If the superhero movie has become such a central part of the cinematic vernacular, why not make serious ones now and then?
Read more: Is Joker a danger to society?
The Joker is deadly serious, a bleak but oddly beautiful horror film that evokes the nightmarish nihilism of Martin Scorsese’s Taxi Driver. I knew Joaquin Phoenix could act: I didn’t know he could dance, and his graceful, brilliant, terrifyingly committed performance nods politely to Heath Ledger’s in Dark Knight.
When Phoenix’s Joker dances triumphantly down a set of street steps to thumping music, he looks pretty cool until we cut to two grizzled Gotham City detectives watching silently at the top.
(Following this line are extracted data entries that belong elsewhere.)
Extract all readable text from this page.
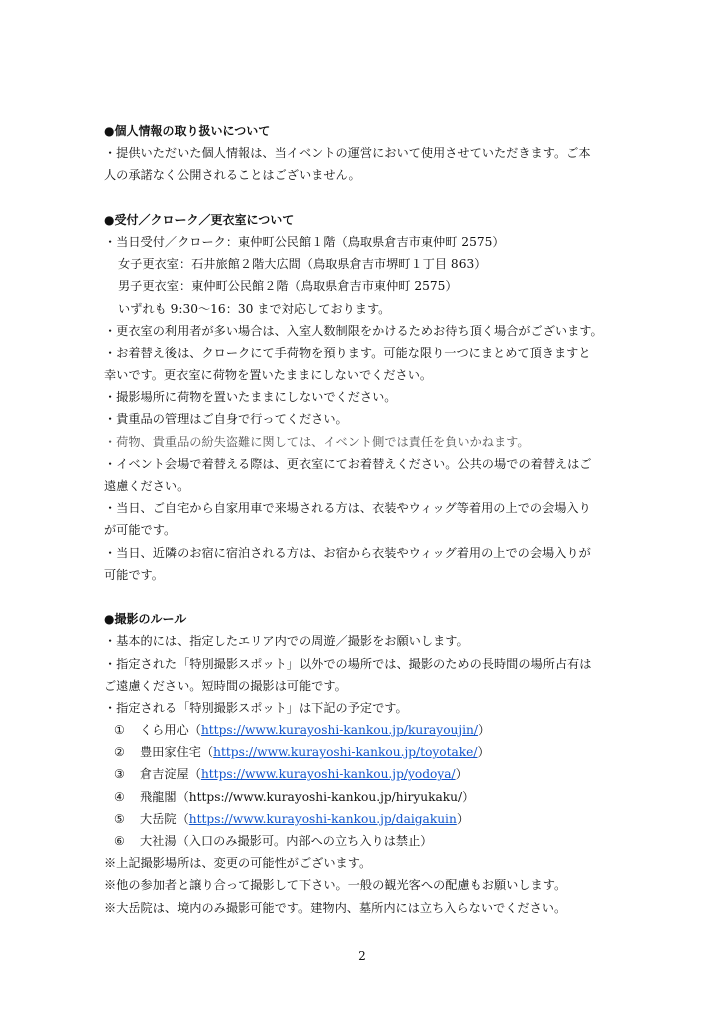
●個人情報の取り扱いについて
・提供いただいた個人情報は、当イベントの運営において使用させていただきます。ご本
人の承諾なく公開されることはございません。
●受付／クローク／更衣室について
・当日受付／クローク：東仲町公民館１階（鳥取県倉吉市東仲町 2575）
女子更衣室：石井旅館２階大広間（鳥取県倉吉市堺町１丁目 863）
男子更衣室：東仲町公民館２階（鳥取県倉吉市東仲町 2575）
いずれも 9:30〜16：30 まで対応しております。
・更衣室の利用者が多い場合は、入室人数制限をかけるためお待ち頂く場合がございます。
・お着替え後は、クロークにて手荷物を預ります。可能な限り一つにまとめて頂きますと
幸いです。更衣室に荷物を置いたままにしないでください。
・撮影場所に荷物を置いたままにしないでください。
・貴重品の管理はご自身で行ってください。
・荷物、貴重品の紛失盗難に関しては、イベント側では責任を負いかねます。
・イベント会場で着替える際は、更衣室にてお着替えください。公共の場での着替えはご
遠慮ください。
・当日、ご自宅から自家用車で来場される方は、衣装やウィッグ等着用の上での会場入り
が可能です。
・当日、近隣のお宿に宿泊される方は、お宿から衣装やウィッグ着用の上での会場入りが
可能です。
●撮影のルール
・基本的には、指定したエリア内での周遊／撮影をお願いします。
・指定された「特別撮影スポット」以外での場所では、撮影のための長時間の場所占有は
ご遠慮ください。短時間の撮影は可能です。
・指定される「特別撮影スポット」は下記の予定です。
① くら用心（https://www.kurayoshi-kankou.jp/kurayoujin/）
② 豊田家住宅（https://www.kurayoshi-kankou.jp/toyotake/）
③ 倉吉淀屋（https://www.kurayoshi-kankou.jp/yodoya/）
④ 飛龍閣（https://www.kurayoshi-kankou.jp/hiryukaku/）
⑤ 大岳院（https://www.kurayoshi-kankou.jp/daigakuin）
⑥ 大社湯（入口のみ撮影可。内部への立ち入りは禁止）
※上記撮影場所は、変更の可能性がございます。
※他の参加者と譲り合って撮影して下さい。一般の観光客への配慮もお願いします。
※大岳院は、境内のみ撮影可能です。建物内、墓所内には立ち入らないでください。
2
From up there, he looks pathetic.
Read Chris Wasser's review: Joker: 'It rarely, if ever, asks us to sympathise with its troubled protagonist'
Also releasing this week:
In 1969, Judy Garland arrived in London to perform a series of dates at the Talk of the Town nightclub.
She was only 47, but years of dieting, addiction and studio abuse had left her frail, almost elderly, and this sad final act of a hard life is dramatised in Judy.
Renee Zellweger catches Garland’s showbiz chutzpah and underlying desperation as she takes on exhausting late night gigs that sometimes end in drunken disaster.
Finn Wittrock plays Mickey Deans, Rufus Sewell her estranged husband in a film that is very busy but has the slightly hokey aesthetic of a made-for-TV movie.
Zellweger is good in it, but you can often see her acting.
For most of us, global warming is still a worrying theoretical prospect, but in Alaska its effects are already being dramatically felt.
Tom Burke’s gloomy, insightful documentary charts the plight of the small Alaskan town of Newtok, whose mainly Yupik Eskimo population are under siege from erosion and melting sea ice.
When Burke began filming in 2015, there was talk of moving the community to higher ground, but a disagreement between rival village councils has led to a hopeless stalemate.
With no running water or sanitation, the locals try to make the best of things and watch sadly as the frosty environment which has sustained their people for many generations deteriorates.
Adrian Panek’s spare and gloomy psychological horror film is set in the spring of 1945, and follows the fortunes of a group of Jewish children released from a Polish concentration camp by the advancing Russians.
Traumatised by their ordeal, they’re semi-feral, and are gently reintroduced to the social norms when they find shelter in a ruined mansion with a sole female inhabitant.
She becomes a sort of mother to them until she dies in mysterious circumstances, after which savage camp guard dogs besiege the house.
Werewolf is nicely made and paced, but far too slight to justify its context. Too soon for a death camp-themed horror film? It will always be too soon.